Q: What made you seek out price transparency tools? What problems were you trying to solve?
BR: The macro focus was: if we’re seeing the market move to an in-network posture, how do we be out in front of this and best support our customers? First, we needed to own that work, not outsource it. Second, we needed to differentiate ourselves because a lot of folks were treating contracting transactionally – “Don’t talk to me again till three years go by.”
We saw this as an opportunity to flip the script through a subscription service. But if we were going to serve our customers well, we needed to know where they stood not only within their own contracts but also relative to their peers and national averages. We didn’t know how to do that. We have a large customer base with great data, but for all we knew, we were completely underwater relative to the broader market.
The other component is that we view this as a two-sided conversation. We didn’t want to go to payers and upset them by demanding 30-40% rate increases. Payers have P&Ls, budgets, and stakeholders too. If they authorized a bad contract three years ago, we’re not going to make that up in one conversation. We have to get there together and leverage quality data to inform that conversation. The transparency data is critical to that.
Q: Can you share an example of how those early payer conversations went?
BR: The earliest one that sticks out is a customer in Florida who’d been pretty certain they were getting paid less than their peers and hadn’t seen a rate increase for five years, probably because they didn’t know how to navigate that conversation.

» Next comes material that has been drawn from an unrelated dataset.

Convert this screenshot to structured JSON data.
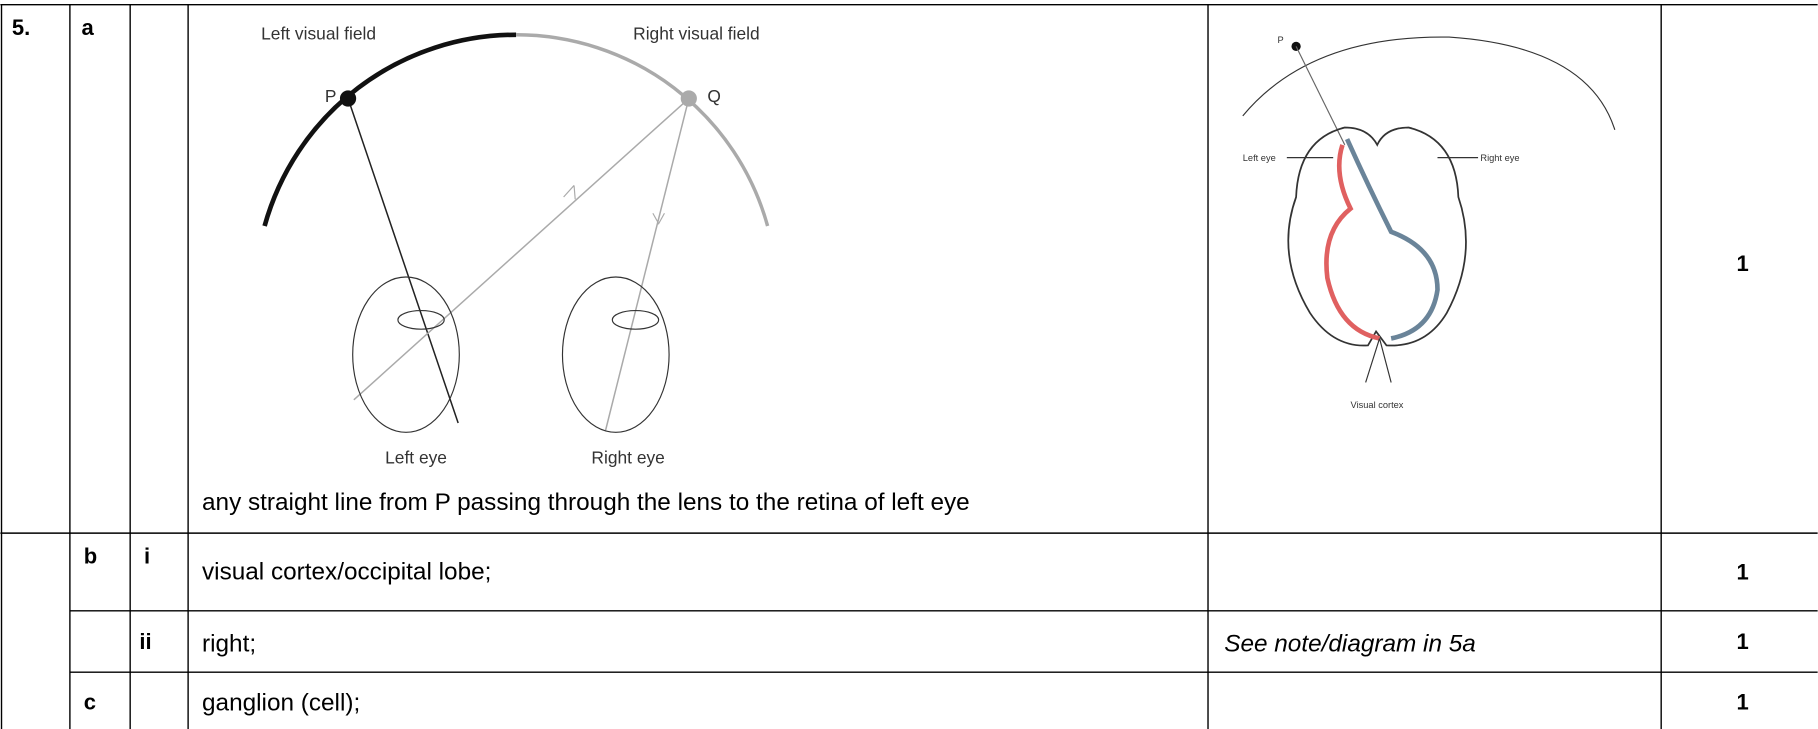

When we had that first conversation with one of their payers, it was exactly what you’d expect: “Okay, we get it. They’re underwater. However, we can’t make this up tomorrow.” Being able to say, “Here’s where we’re at, here’s the benchmark,” and having the payer agree that the benchmark was correct – that validation was critical. It focused the conversation less on whether we were right or wrong about rates and more about what we can do to get this provider to the right spot.

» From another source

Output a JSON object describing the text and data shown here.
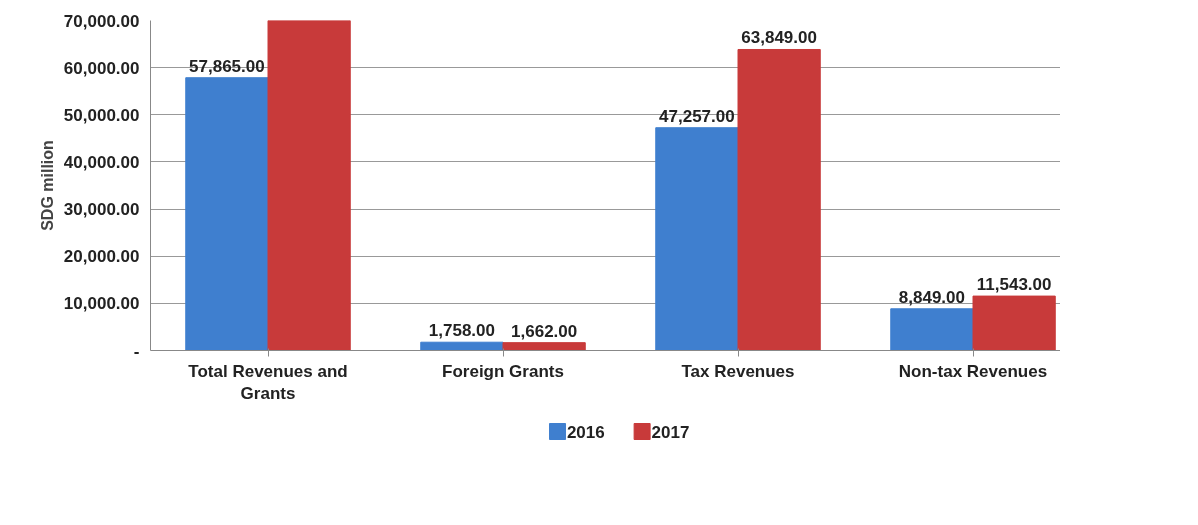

At the end, the payer thanked me for how we approached it because they’d had a lot of experiences with folks shooting from the hip or not doing it thoughtfully. They don’t want to underpay providers relative to everyone else, but they’re also figuring out what transparency data means for their business. They need good partners in that process, and that’s what we’re trying to be.
Q: What advice do you have for other behavioral health organizations thinking about this?

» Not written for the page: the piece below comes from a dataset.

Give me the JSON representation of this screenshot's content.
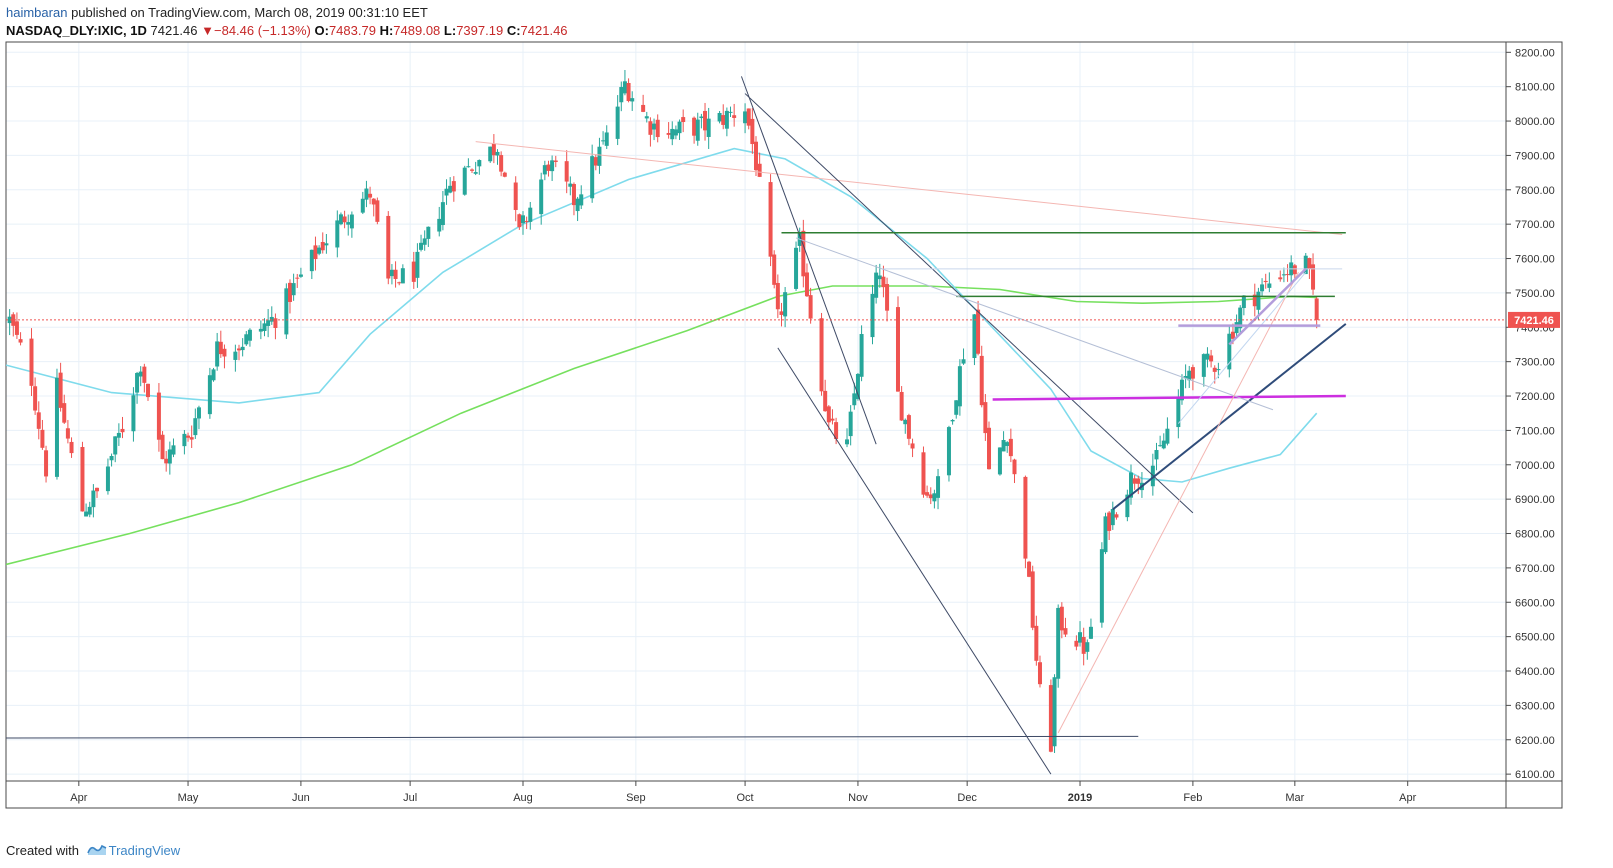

BR: A couple things. First, I had an advisor tell me once: in healthcare, you don’t measure time in days and weeks. We measure time in quarters, years, and decades. Having a long vision is really important. If we were in a B2C space or serving small businesses, we could have a shorter timeframe, but we have to think long-term. Think about five to ten years from now, not just next year. That has to inform your strategy.
Second, when it comes to transparency data specifically, look at it as a win-win-win. In our case as the service provider, it’s a win for us, for our providers, and for the payers. If you treat this like a “gotcha” with payers, it’s not going to set you up for success. You have to understand their perspective too.
When you combine transparency data with that 10-year vision, it helps reduce the anxiety in conversations together. You’re not going to make up an undermarket rate overnight. Conversely, if you need to get in-network, you have to think about what that means three, five, ten years from now.